Economic fallout from climate change, the study shows, could increase tens of trillions of dollars per year by 2100 if the planet were to warm significantly beyond two degrees Celsius above mid-19th century levels.
Earth's average surface temperature has already climbed 1.2C above that benchmark, enough to amplify heatwaves, droughts, flooding and tropical storms made more destructive by rising seas.
Annual investment needed to cap global warming below 2C -- the cornerstone goal of the 2015 Paris Agreement -- is a small fraction of the damages that would be avoided, the researchers found.
Staying under the 2C threshold "could limit average regional income loss to 20 percent compared to 60 percent" in a high-emissions scenario, lead author Max Kotz, an expert in complexity science at the Potsdam Institute for Climate Impact Research (PIK), told AFP.
Economists disagree on how much should be spent to avoid climate damages. Some call for massive investment now, while others argue it would be more cost-effective to wait until societies are richer and technology more advanced.
- Poor countries hit hardest -
The new research sidesteps this debate, but its eye-watering estimate of economic impacts helps make the case for ambitious near-term action, the authors and other experts said.
"Our calculations are super relevant" to such cost-benefit analyses, said co-author Leonie Wenz, also a researcher at PIK.
They could also inform government strategies for adapting to climate impacts, risk assessments for business, and UN-led negotiations over compensation for developing nations that have barely contributed to global warming, she told AFP.
Mostly tropical nations -- many with economies already shrinking due to climate damages -- will be hit hardest, the study found.
"Countries least responsible for climate change are predicted to suffer income loss that is 60 percent greater than the higher-income countries and 40 percent greater than higher-emission countries," said senior PIK scientist Anders Levermann.

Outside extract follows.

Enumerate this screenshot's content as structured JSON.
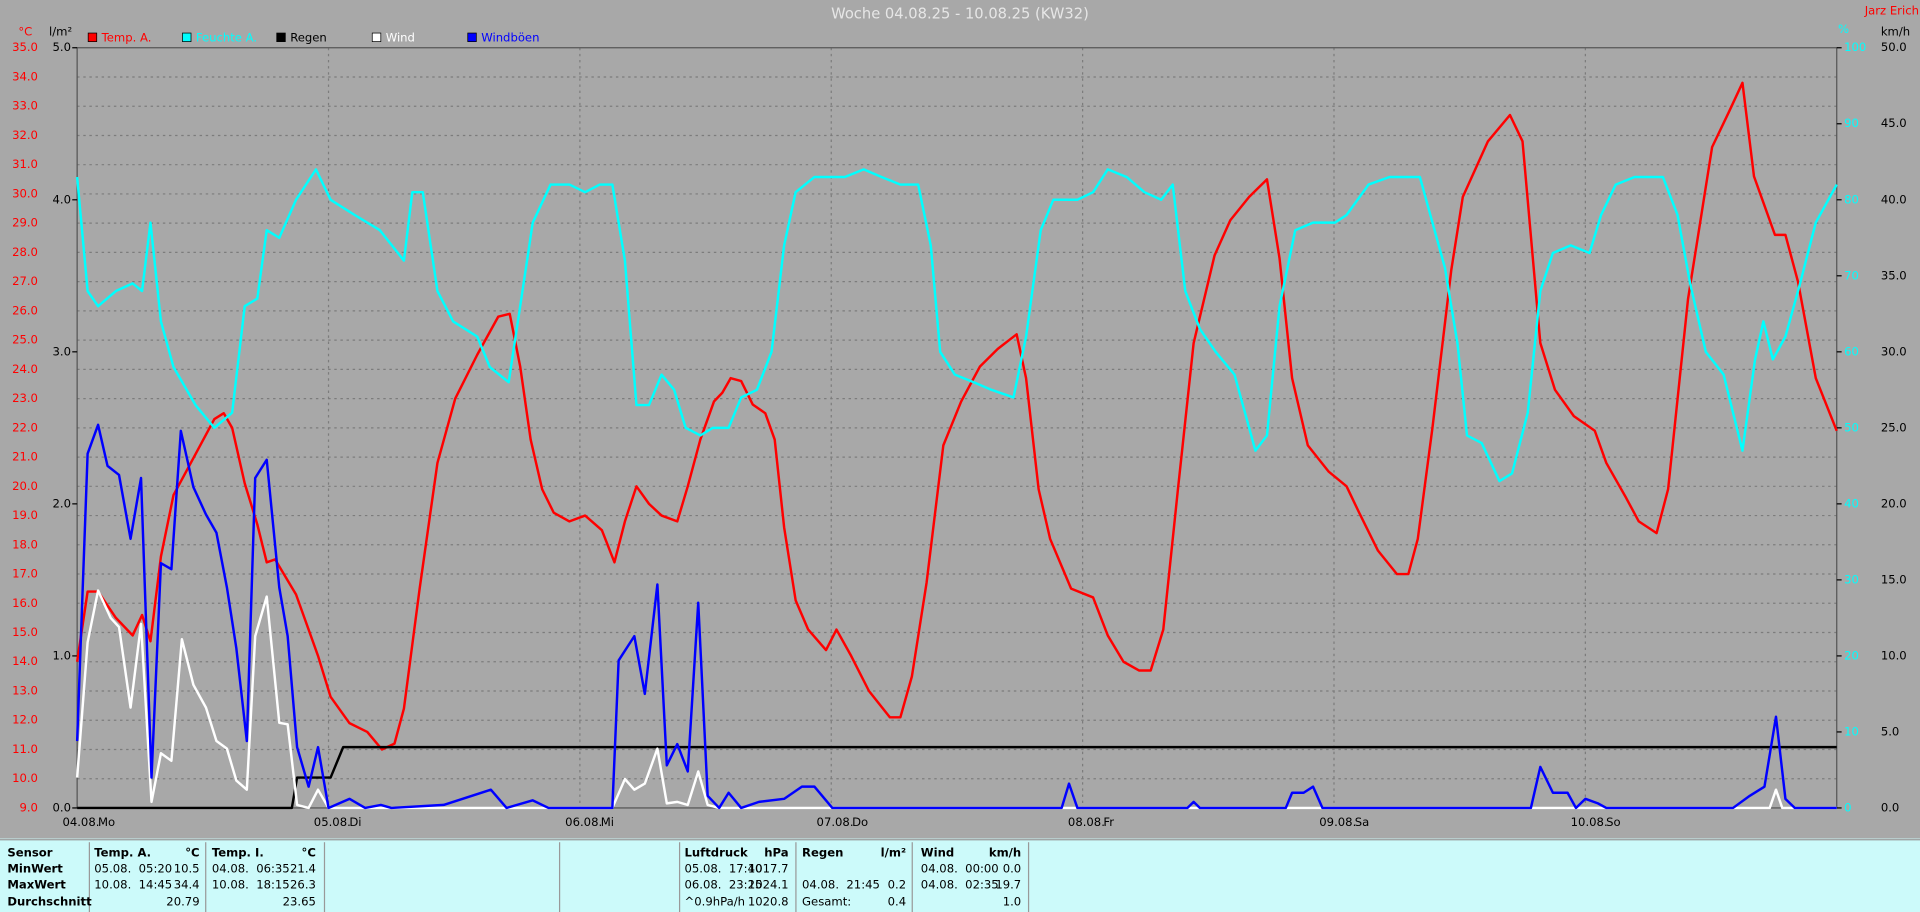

"They are also the ones with the least resources to adapt to its impacts."
Rich countries will not be spared either: Germany and the United States are forecast to see income shrivel by 11 percent by 2050, and France by 13 percent.

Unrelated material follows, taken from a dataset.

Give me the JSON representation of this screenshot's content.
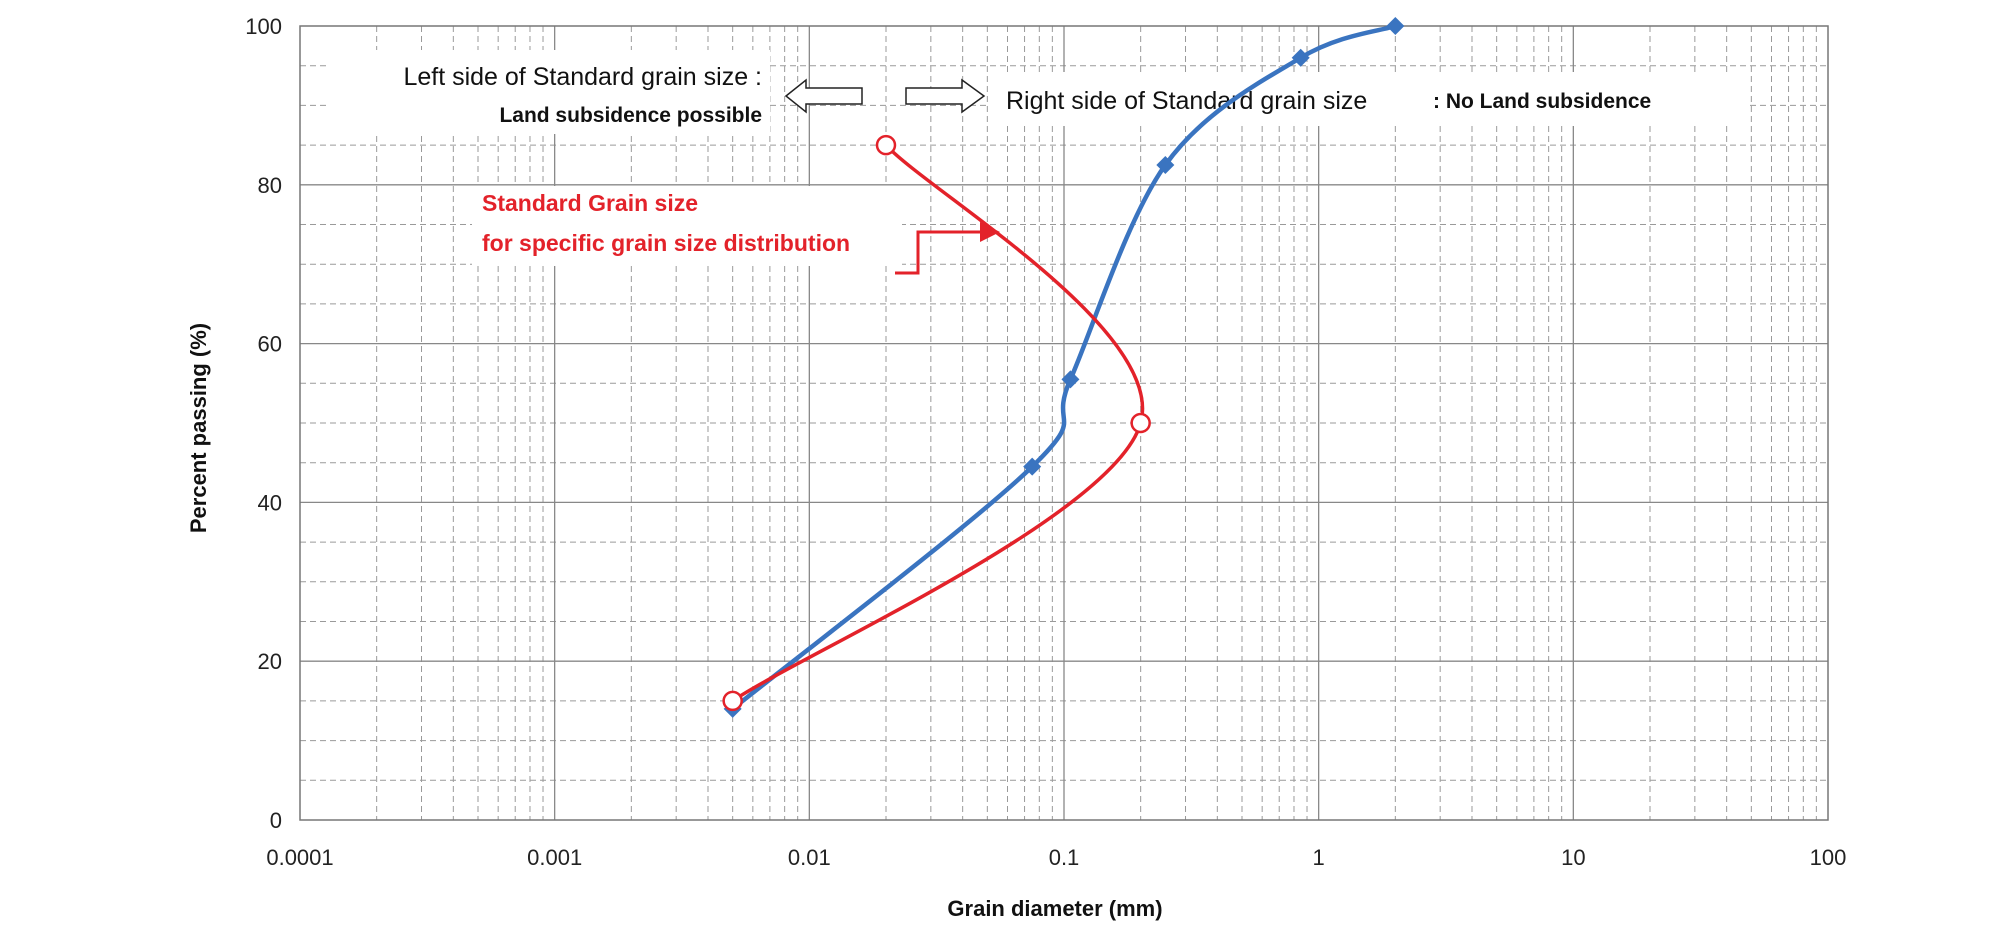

Projections are based on four decades of economic and climate data from 1,600 regions rather than country-level statistics, making it possible to include damages earlier studies ignored, such as extreme rainfall.

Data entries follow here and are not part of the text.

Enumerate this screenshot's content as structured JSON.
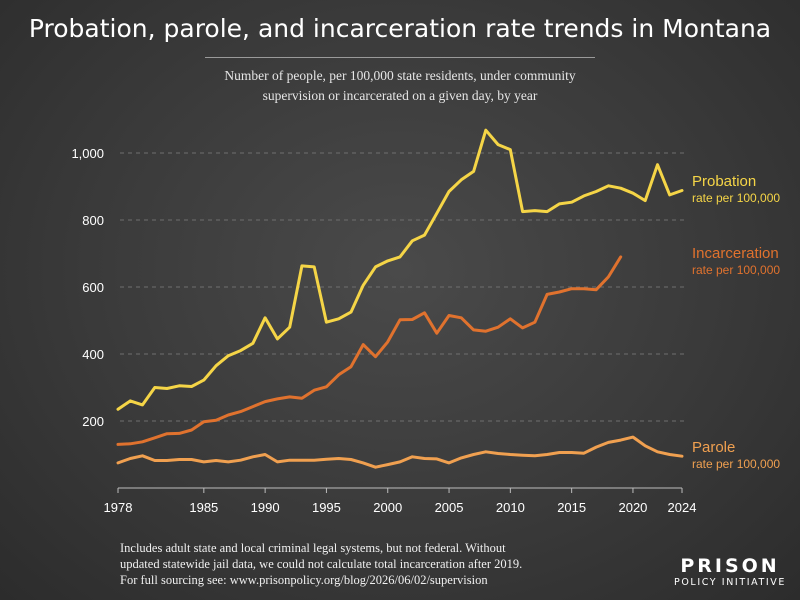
{
  "header": {
    "title": "Probation, parole, and incarceration rate trends in Montana",
    "subtitle_line1": "Number of people, per 100,000 state residents, under community",
    "subtitle_line2": "supervision or incarcerated on a given day, by year"
  },
  "footnote": {
    "line1": "Includes adult state and local criminal legal systems, but not federal. Without",
    "line2": "updated statewide jail data, we could not calculate total incarceration after 2019.",
    "line3": "For full sourcing see: www.prisonpolicy.org/blog/2026/06/02/supervision"
  },
  "logo": {
    "line1": "PRISON",
    "line2": "POLICY INITIATIVE"
  },
  "colors": {
    "probation": "#f5d547",
    "incarceration": "#e0722e",
    "parole": "#f0a050",
    "axis": "#bdbdbd"
  },
  "chart_data": {
    "type": "line",
    "xlim": [
      1978,
      2024
    ],
    "ylim": [
      0,
      1100
    ],
    "x_ticks": [
      1978,
      1985,
      1990,
      1995,
      2000,
      2005,
      2010,
      2015,
      2020,
      2024
    ],
    "x_tick_labels": [
      "1978",
      "1985",
      "1990",
      "1995",
      "2000",
      "2005",
      "2010",
      "2015",
      "2020",
      "2024"
    ],
    "y_ticks": [
      200,
      400,
      600,
      800,
      1000
    ],
    "y_tick_labels": [
      "200",
      "400",
      "600",
      "800",
      "1,000"
    ],
    "grid": "horizontal dashed",
    "series": [
      {
        "name": "Probation",
        "sublabel": "rate per 100,000",
        "x": [
          1978,
          1979,
          1980,
          1981,
          1982,
          1983,
          1984,
          1985,
          1986,
          1987,
          1988,
          1989,
          1990,
          1991,
          1992,
          1993,
          1994,
          1995,
          1996,
          1997,
          1998,
          1999,
          2000,
          2001,
          2002,
          2003,
          2004,
          2005,
          2006,
          2007,
          2008,
          2009,
          2010,
          2011,
          2012,
          2013,
          2014,
          2015,
          2016,
          2017,
          2018,
          2019,
          2020,
          2021,
          2022,
          2023,
          2024
        ],
        "values": [
          235,
          260,
          248,
          300,
          297,
          305,
          303,
          322,
          365,
          395,
          410,
          432,
          508,
          445,
          480,
          663,
          660,
          495,
          505,
          525,
          605,
          660,
          678,
          690,
          738,
          755,
          820,
          885,
          920,
          945,
          1068,
          1025,
          1010,
          825,
          828,
          825,
          848,
          853,
          872,
          885,
          902,
          895,
          880,
          858,
          965,
          875,
          888
        ]
      },
      {
        "name": "Incarceration",
        "sublabel": "rate per 100,000",
        "x": [
          1978,
          1979,
          1980,
          1981,
          1982,
          1983,
          1984,
          1985,
          1986,
          1987,
          1988,
          1989,
          1990,
          1991,
          1992,
          1993,
          1994,
          1995,
          1996,
          1997,
          1998,
          1999,
          2000,
          2001,
          2002,
          2003,
          2004,
          2005,
          2006,
          2007,
          2008,
          2009,
          2010,
          2011,
          2012,
          2013,
          2014,
          2015,
          2016,
          2017,
          2018,
          2019
        ],
        "values": [
          130,
          132,
          138,
          150,
          162,
          163,
          173,
          198,
          202,
          218,
          228,
          243,
          258,
          266,
          272,
          268,
          292,
          302,
          338,
          362,
          428,
          392,
          436,
          502,
          503,
          523,
          462,
          515,
          508,
          472,
          468,
          480,
          505,
          478,
          495,
          578,
          585,
          595,
          595,
          592,
          630,
          690
        ]
      },
      {
        "name": "Parole",
        "sublabel": "rate per 100,000",
        "x": [
          1978,
          1979,
          1980,
          1981,
          1982,
          1983,
          1984,
          1985,
          1986,
          1987,
          1988,
          1989,
          1990,
          1991,
          1992,
          1993,
          1994,
          1995,
          1996,
          1997,
          1998,
          1999,
          2000,
          2001,
          2002,
          2003,
          2004,
          2005,
          2006,
          2007,
          2008,
          2009,
          2010,
          2011,
          2012,
          2013,
          2014,
          2015,
          2016,
          2017,
          2018,
          2019,
          2020,
          2021,
          2022,
          2023,
          2024
        ],
        "values": [
          75,
          88,
          96,
          82,
          82,
          85,
          85,
          78,
          82,
          78,
          83,
          93,
          100,
          78,
          83,
          83,
          83,
          86,
          88,
          85,
          75,
          62,
          70,
          78,
          93,
          88,
          87,
          75,
          90,
          100,
          108,
          103,
          100,
          98,
          96,
          100,
          106,
          106,
          104,
          122,
          136,
          143,
          152,
          126,
          108,
          100,
          95
        ]
      }
    ]
  }
}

- A likely underestimate -
The researchers also looked at temperature fluctuations within each year rather than just averages, as well as the economic impact of extreme weather events beyond the year in which they occurred.
"By accounting for these additional climate variables, the damages are about 50 percent larger than if we were to only include changes in annual average temperatures," the basis of most prior estimates, said Wenz.
Wenz and her colleagues found that unavoidable damage would slash the global economy's GPD by 17 percent in 2050, compared to a scenario with no additional climate impacts after 2020.
Even so, the new calculations may be conservative.
"They are likely to be an underestimate of the costs of climate change impacts," Bob Ward, policy director of the Grantham Research Institute on Climate Change and the Environment in London, commented to AFP ahead of the study's publication.
Damages linked to sea-level rise, stronger tropical cyclones, the destabilisation of ice sheets and the decline of major tropical forests are all excluded, he noted.
Climate economist Gernot Wagner, a professor at Columbia Business School in New York who was also not involved in the study, said the conclusion that "trillions in damages are all locked in doesn't mean that cutting carbon pollution doesn't pay."
In fact, he said, it shows that "the costs of acting are a fraction of the costs of unmitigated climate change".
Global GDP in 2022 was just over $100 trillion, according to the World Bank. The study projects that -- absent climate impacts after 2020 -- it would be double that in 2050.